Friday, 8 February 2013

PCB Milling Part 1

I tested my PCB milling capability the other day by pulling apart one of the kids felt tip pens and putting just the felt nib into the chuck of the drill on the Darwin.
Ran up the “old” Darwin software and setup the Z axis so that the bed was fully up (normally fully down for plastic printing) even then I had to put an extra block of wood on the deck to get the felt nib to touch the A4 sheet of paper that I had taped to the block of wood.
Loaded an example PCB layout and printed it using Pronterface after a little fiddling with the profile setup for Milling.

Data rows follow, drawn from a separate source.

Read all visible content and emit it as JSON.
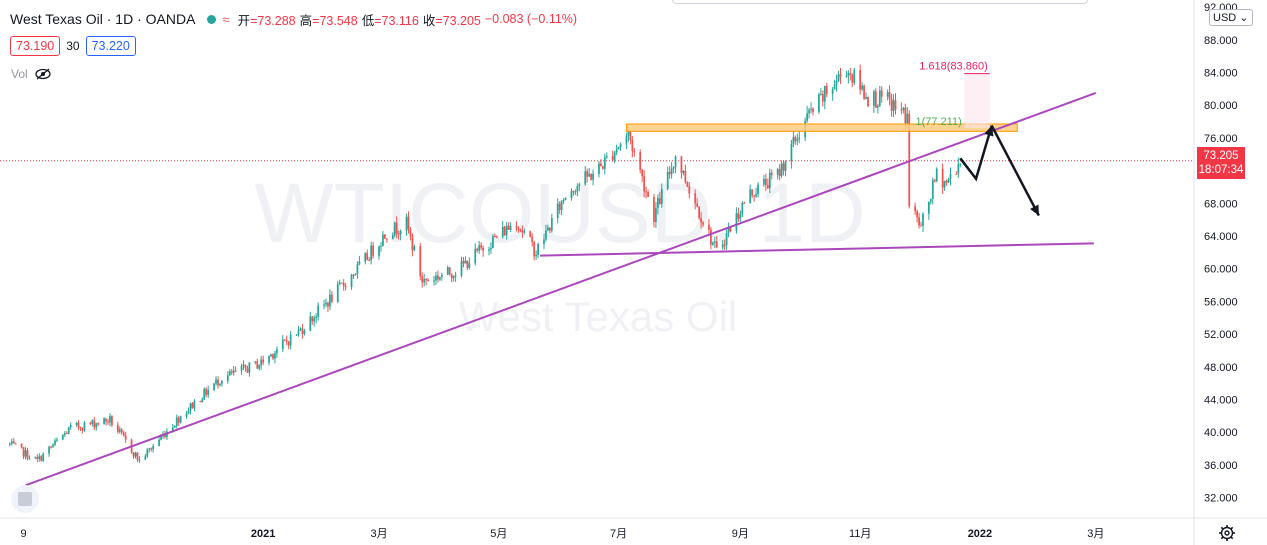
{
  "header": {
    "symbol": "West Texas Oil · 1D · OANDA",
    "wave_icon": "≈",
    "open_label": "开",
    "open": "=73.288",
    "high_label": "高",
    "high": "=73.548",
    "low_label": "低",
    "low": "=73.116",
    "close_label": "收",
    "close": "=73.205",
    "change": "−0.083 (−0.11%)"
  },
  "quote": {
    "sell": "73.190",
    "spread": "30",
    "buy": "73.220"
  },
  "volume": {
    "label": "Vol",
    "icon": "eye-slash-icon"
  },
  "price_axis": {
    "currency": "USD",
    "last_price": "73.205",
    "countdown": "18:07:34"
  },
  "watermark": {
    "ticker": "WTICOUSD, 1D",
    "name": "West Texas Oil"
  },
  "colors": {
    "up": "#26a69a",
    "down": "#ef5350",
    "trendline": "#ab47bc",
    "resistance_fill": "#ffcc80",
    "resistance_border": "#ff9800",
    "fib_1618": "#e91e63",
    "fib_1": "#4caf50",
    "last_price": "#f23645"
  },
  "chart_data": {
    "type": "candlestick",
    "interval": "1D",
    "x_tick_labels": [
      {
        "date": "2020-09-01",
        "label": "9"
      },
      {
        "date": "2021-01-01",
        "label": "2021"
      },
      {
        "date": "2021-03-01",
        "label": "3月"
      },
      {
        "date": "2021-05-01",
        "label": "5月"
      },
      {
        "date": "2021-07-01",
        "label": "7月"
      },
      {
        "date": "2021-09-01",
        "label": "9月"
      },
      {
        "date": "2021-11-01",
        "label": "11月"
      },
      {
        "date": "2022-01-01",
        "label": "2022"
      },
      {
        "date": "2022-03-01",
        "label": "3月"
      }
    ],
    "y_ticks": [
      "32.000",
      "36.000",
      "40.000",
      "44.000",
      "48.000",
      "52.000",
      "56.000",
      "60.000",
      "64.000",
      "68.000",
      "72.000",
      "76.000",
      "80.000",
      "84.000",
      "88.000",
      "92.000"
    ],
    "ylim": [
      29.5,
      92.5
    ],
    "xlim": [
      "2020-08-20",
      "2022-04-20"
    ],
    "price_path": [
      [
        "2020-08-25",
        38.5
      ],
      [
        "2020-09-08",
        36.5
      ],
      [
        "2020-09-25",
        40.5
      ],
      [
        "2020-10-15",
        41.5
      ],
      [
        "2020-10-30",
        36.5
      ],
      [
        "2020-11-20",
        42.0
      ],
      [
        "2020-12-10",
        46.5
      ],
      [
        "2020-12-31",
        48.5
      ],
      [
        "2021-01-20",
        52.5
      ],
      [
        "2021-02-05",
        56.5
      ],
      [
        "2021-02-20",
        60.5
      ],
      [
        "2021-03-05",
        64.5
      ],
      [
        "2021-03-15",
        65.5
      ],
      [
        "2021-03-23",
        58.5
      ],
      [
        "2021-04-10",
        59.8
      ],
      [
        "2021-04-25",
        63.0
      ],
      [
        "2021-05-10",
        65.8
      ],
      [
        "2021-05-20",
        62.0
      ],
      [
        "2021-06-05",
        69.5
      ],
      [
        "2021-06-20",
        72.0
      ],
      [
        "2021-07-06",
        76.5
      ],
      [
        "2021-07-19",
        66.5
      ],
      [
        "2021-07-30",
        73.8
      ],
      [
        "2021-08-20",
        62.0
      ],
      [
        "2021-09-05",
        69.0
      ],
      [
        "2021-09-20",
        71.5
      ],
      [
        "2021-10-05",
        78.5
      ],
      [
        "2021-10-25",
        84.5
      ],
      [
        "2021-11-05",
        81.0
      ],
      [
        "2021-11-15",
        80.5
      ],
      [
        "2021-11-25",
        78.5
      ],
      [
        "2021-11-26",
        68.0
      ],
      [
        "2021-12-02",
        65.0
      ],
      [
        "2021-12-10",
        71.5
      ],
      [
        "2021-12-15",
        70.5
      ],
      [
        "2021-12-22",
        73.2
      ]
    ],
    "annotations": {
      "resistance_zone": {
        "from": "2021-07-05",
        "to": "2022-01-20",
        "low": 76.8,
        "high": 77.7
      },
      "fib_1618": {
        "label": "1.618(83.860)",
        "price": 83.86,
        "from": "2021-12-24",
        "to": "2022-01-06"
      },
      "fib_1": {
        "label": "1(77.211)",
        "price": 77.211
      },
      "rising_trendline": {
        "from": [
          "2020-09-02",
          33.5
        ],
        "to": [
          "2022-03-01",
          81.5
        ]
      },
      "support_line": {
        "from": [
          "2021-05-22",
          61.6
        ],
        "to": [
          "2022-02-28",
          63.1
        ]
      },
      "projection_arrows": [
        [
          [
            "2021-12-22",
            73.5
          ],
          [
            "2021-12-30",
            71.0
          ],
          [
            "2022-01-07",
            77.5
          ]
        ],
        [
          [
            "2022-01-07",
            77.5
          ],
          [
            "2022-01-31",
            66.5
          ]
        ]
      ],
      "last_price_line": 73.205
    }
  }
}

It worked surprisingly well other than my Z axis did not appear to move at all in fact I could hear the stepper stalling when it was supposed to be lifting the drill up and moving to the next mill point.

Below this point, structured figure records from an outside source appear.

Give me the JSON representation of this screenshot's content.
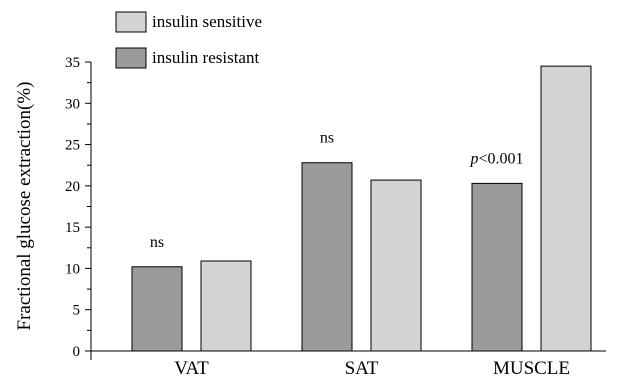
{
  "chart_data": {
    "type": "bar",
    "categories": [
      "VAT",
      "SAT",
      "MUSCLE"
    ],
    "series": [
      {
        "name": "insulin resistant",
        "values": [
          10.2,
          22.8,
          20.3
        ],
        "color": "#9b9b9b"
      },
      {
        "name": "insulin sensitive",
        "values": [
          10.9,
          20.7,
          34.5
        ],
        "color": "#d3d3d3"
      }
    ],
    "title": "",
    "xlabel": "",
    "ylabel": "Fractional glucose extraction(%)",
    "ylim": [
      0,
      35
    ],
    "yticks": [
      0,
      5,
      10,
      15,
      20,
      25,
      30,
      35
    ],
    "ytick_labels": [
      "0",
      "5",
      "10",
      "15",
      "20",
      "25",
      "30",
      "35"
    ],
    "legend": {
      "placement": "top-left",
      "entries": [
        {
          "label": "insulin sensitive",
          "color": "#d3d3d3"
        },
        {
          "label": "insulin resistant",
          "color": "#9b9b9b"
        }
      ]
    },
    "annotations": [
      {
        "category": "VAT",
        "text": "ns",
        "italic_prefix": ""
      },
      {
        "category": "SAT",
        "text": "ns",
        "italic_prefix": ""
      },
      {
        "category": "MUSCLE",
        "text": "<0.001",
        "italic_prefix": "p"
      }
    ],
    "grid": false
  }
}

I remember that I had these sorts of problems with the Z-axis before when I was trying to print plastic and I solved it by setting the “Limit” to 1mm I tried this on the new milling profile but alas it did not work, this got me to thinking that there is no reason not to upgrade the firmware on my old G3 set now as if I am not printing plastic then I won’t need the extruder at all and this was the key reason I could not upgrade to marlin firmware before, because it does not support RS485 driven Darwin style extruders at all, if I want to print plastic using this G3 set I will have to bodge a G3+ adapter together so that I can drive the additional extruder stepper directly from the motherboard.
As yet I have not tried this I will attempt to change the firmware to Marlin and see if this cures the Z axis stalling problem without the need to use limit  function in SFACT.
If all goes well I may be milling PCB’s sooner rather than later, although I have read online that Darwins are not stable enough to do any sort of milling, I am still going to try and set it up for just PCB milling, if it does not work at all it may well sound the death-knell for the Darwin.